Access to water and sanitation remains a luxury for most people in Africa. African parliamentarians are ensuring that this luxury effectively became what it really is, a basic human right. The biggest hindrance to improving water, sanitation and hygiene (WASH) in Africa is the absence of coherent legislation and inclusive policies in most parts of the continent.
Taking place ahead of World Toilet Day in November, international advocacy firm Niyel hosted a webinar to unpack how to achieve more sustainable sanitation systems in Africa. It also prepares the ground for the first United Nations conference on water and sanitation in nearly 50 years to be held in 2023.
The rest of the world is already taking notice of an incredible African initiative.
The African Ministers’ Council on Water (AMCOW) has developed groundbreaking African Sanitation Policy Guidelines (ASPG) which can be easily tailored to each African country. They represent a tool made for Africa in Africa and by Africans. The Guidelines were launched by AMCOW on June 11, 2021 to help governments ensure access to adequate and inclusive sanitation for all. An early success in this regard was already achieved in the recent adoption of the Guidelines by a first African country, Kenya. This now provides a precedent for other countries to follow.
The webinar panelists consisted of African parliamentarians and experts: the Honourable Halidou Sanfo, President of REPHA-Afrique and a parliamentarian of Burkina Faso; the Honourable Jacqueline Amongin, Chairperson the WASH Alliance of African Parliamentarians; Kitchinme Bawa, sanitation project manager at AMCOW (the initiator of the Guidelines); and myself Laetitia Badolo, a Senior Advocacy Officer at Niyel as I focus on leading a multi-year sanitation advocacy initiative. CSOs, NGOs, social movements, individual companies working in the field of water and sanitation were also participants in the webinar.
Assessment of what needed to be done
Africa’s Strategic Development Goals (SDGs) have unfortunately not been achieved. Nonetheless, ASPG provides a platform for the SDG for sanitation to finally be met, albeit belatedly.
Since 2013, AMCOW with support from the Gates Foundation has worked with six countries from west, central and eastern Africa on developing their WASH policies. The wide variety of sanitation approaches in these countries showed the need for a rethink. AMCOW broadened the project to reach about half of Africa. It found that not one country had a set of policies that was comprehensive enough to meet Africa’s SDGs.
The idea of having a set of uniform guidelines for all countries was born, and parliamentarians were identified as the key role players in implementing and monitoring the necessary laws and appropriate budgeting by governments. ASPG would ensure implementation of large-scale sanitation programmes capable of providing access to safely-managed sanitation to improve the livelihoods of people. African parliamentarians aim to ensure that legislation and policies relating to WASH are integrated as a priority – just like health and education policies – into national laws, and filling policy gaps wherever needed.

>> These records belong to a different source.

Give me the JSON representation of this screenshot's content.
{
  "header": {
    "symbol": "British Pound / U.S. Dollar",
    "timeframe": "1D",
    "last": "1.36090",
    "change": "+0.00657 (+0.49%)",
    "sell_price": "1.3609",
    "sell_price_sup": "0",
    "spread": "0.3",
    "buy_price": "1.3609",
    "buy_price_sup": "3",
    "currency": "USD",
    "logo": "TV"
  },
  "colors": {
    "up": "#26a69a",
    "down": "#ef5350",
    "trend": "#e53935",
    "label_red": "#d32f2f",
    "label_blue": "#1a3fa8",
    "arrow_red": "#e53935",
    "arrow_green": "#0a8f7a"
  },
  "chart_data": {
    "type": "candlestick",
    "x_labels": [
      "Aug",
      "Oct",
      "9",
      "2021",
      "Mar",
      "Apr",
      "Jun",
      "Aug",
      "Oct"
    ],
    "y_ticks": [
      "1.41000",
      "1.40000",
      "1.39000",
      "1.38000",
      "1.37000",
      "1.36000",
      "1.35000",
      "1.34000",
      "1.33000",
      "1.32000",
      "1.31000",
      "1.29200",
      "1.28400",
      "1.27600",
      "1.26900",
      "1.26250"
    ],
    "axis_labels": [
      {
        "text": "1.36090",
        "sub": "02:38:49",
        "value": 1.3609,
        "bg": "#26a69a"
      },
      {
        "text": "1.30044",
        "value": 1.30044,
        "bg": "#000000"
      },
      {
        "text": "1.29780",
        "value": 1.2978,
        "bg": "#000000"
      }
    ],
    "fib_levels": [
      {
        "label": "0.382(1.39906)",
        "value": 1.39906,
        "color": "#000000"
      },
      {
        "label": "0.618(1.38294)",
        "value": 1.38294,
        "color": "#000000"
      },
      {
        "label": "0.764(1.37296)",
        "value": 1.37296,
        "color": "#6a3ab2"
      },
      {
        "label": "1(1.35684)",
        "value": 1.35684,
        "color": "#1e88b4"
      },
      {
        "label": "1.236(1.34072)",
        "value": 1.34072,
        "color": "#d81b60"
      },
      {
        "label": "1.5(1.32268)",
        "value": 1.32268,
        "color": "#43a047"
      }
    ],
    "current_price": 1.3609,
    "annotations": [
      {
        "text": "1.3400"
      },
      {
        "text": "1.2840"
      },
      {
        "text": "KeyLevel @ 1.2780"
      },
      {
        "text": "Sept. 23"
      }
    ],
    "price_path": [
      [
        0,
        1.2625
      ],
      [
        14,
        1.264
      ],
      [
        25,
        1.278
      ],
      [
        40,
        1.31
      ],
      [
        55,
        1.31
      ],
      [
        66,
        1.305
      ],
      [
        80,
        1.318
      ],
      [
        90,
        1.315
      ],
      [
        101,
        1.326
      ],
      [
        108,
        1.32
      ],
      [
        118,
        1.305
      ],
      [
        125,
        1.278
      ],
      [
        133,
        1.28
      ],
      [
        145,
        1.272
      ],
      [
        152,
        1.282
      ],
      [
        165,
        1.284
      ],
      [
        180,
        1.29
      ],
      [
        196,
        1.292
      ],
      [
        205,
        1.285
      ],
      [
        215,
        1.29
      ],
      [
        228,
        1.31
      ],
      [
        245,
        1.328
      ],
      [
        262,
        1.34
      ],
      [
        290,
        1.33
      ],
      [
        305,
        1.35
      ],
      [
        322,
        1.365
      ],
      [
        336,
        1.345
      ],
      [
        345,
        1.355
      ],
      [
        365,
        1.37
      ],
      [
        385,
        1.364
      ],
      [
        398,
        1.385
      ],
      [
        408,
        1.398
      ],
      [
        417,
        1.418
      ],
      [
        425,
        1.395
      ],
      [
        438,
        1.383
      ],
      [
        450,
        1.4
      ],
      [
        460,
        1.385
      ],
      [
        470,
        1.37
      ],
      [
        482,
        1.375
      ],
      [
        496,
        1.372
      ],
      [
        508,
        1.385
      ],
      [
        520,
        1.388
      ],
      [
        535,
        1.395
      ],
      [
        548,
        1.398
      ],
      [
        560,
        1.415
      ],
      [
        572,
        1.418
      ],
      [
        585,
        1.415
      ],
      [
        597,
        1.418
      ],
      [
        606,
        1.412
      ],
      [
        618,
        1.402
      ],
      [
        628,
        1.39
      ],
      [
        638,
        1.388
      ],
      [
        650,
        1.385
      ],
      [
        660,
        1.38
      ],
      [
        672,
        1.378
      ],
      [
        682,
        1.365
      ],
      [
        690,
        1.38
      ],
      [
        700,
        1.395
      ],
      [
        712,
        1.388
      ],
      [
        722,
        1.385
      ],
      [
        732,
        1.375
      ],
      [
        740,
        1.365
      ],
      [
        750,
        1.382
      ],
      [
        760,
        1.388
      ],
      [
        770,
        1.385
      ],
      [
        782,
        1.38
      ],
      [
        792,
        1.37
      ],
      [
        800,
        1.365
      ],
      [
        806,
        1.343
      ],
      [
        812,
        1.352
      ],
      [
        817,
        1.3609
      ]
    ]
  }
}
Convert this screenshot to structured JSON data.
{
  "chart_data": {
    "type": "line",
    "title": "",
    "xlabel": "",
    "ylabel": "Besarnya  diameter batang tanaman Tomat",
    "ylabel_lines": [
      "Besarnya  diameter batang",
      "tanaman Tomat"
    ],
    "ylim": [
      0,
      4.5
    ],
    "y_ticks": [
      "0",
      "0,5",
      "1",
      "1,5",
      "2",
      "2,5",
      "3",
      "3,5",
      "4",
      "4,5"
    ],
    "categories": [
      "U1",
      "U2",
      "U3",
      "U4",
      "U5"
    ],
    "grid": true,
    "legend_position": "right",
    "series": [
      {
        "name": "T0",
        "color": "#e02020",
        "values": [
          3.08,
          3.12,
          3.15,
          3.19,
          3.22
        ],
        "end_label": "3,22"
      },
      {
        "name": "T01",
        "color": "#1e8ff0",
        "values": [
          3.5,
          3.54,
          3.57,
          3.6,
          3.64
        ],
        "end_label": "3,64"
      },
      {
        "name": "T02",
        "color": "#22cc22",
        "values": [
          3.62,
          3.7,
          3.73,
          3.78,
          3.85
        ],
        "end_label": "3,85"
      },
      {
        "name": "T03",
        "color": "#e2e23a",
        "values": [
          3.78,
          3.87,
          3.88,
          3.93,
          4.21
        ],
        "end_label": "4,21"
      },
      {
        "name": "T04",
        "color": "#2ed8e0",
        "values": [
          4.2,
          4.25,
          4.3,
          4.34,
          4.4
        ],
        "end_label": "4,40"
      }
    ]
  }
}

The webinar was co-organised by the seven-member REPHA-Afrique, which is the Network of Parliamentarians for Drinking Water, Hygiene and Sanitation in Africa. It was established in 2020 and aims to grow its membership to 15 countries in the coming months, aided by Niyel.
Its concept was that with around 70% of the population of sub-Saharan Africa lacking access to sanitation services, the continent must pull as one. The current members of REPHA are Benin, Burkina Faso, Côte d’Ivoire, Niger, Chad, Mali and Senegal. The purpose of this organisation is to provide support to national networks through the sharing of experiences to address common issues more effectively.
The role of ASPG
ASPG is a guideline as to what is an inclusive national sanitation and hygiene policy. Sanitation focuses mainly on the safe management of fecal sludge; hygiene on hand and menstrual hygiene. One aspect is a comprehensive and inclusive WASH policy; the other a step-by-step roadmap of implementation. It has been designed to trigger and guide the necessary reforms needed to accelerate progress, including funding.
At the 12th General Assembly of the Council of Ministers of the African Union in February 2021, the final draft of the ASPG was officially adopted and the AMCOW Secretariat mandated to launch ASPG and coordinate its adoption and uptake by member countries in terms of an ASPG Rollout Strategy. A high-level Champion was appointed – the First Lady of Sierra Leone, Fatima Maada Bio, with a mandate to involve high-level institutions and persons.
In some countries, Water and Sanitation have been ‘constitutionalized’ as a human right, making its implementation much easier. For now, what is important is to develop and/or implement inclusive national policies. The period until the UN conference in 2023 is anticipated to be one of capacity building, budget allocation by some of the REPHA-Afrique membership towards implementation and reinforcing advocacy work. The coming year will see the ASPG made ever more accessible to national parliaments – less technical in its language. All stakeholders in the sanitation sector will be contacted to be included in discussions.
Parliamentarians, through their roles in parliamentary committees have access to relevant government ministers. Domesticating the ASPG to each country in Africa involves support for governments through a mechanism to deliver services to the people. These people are not faceless numbers, but our neighbours and people we know.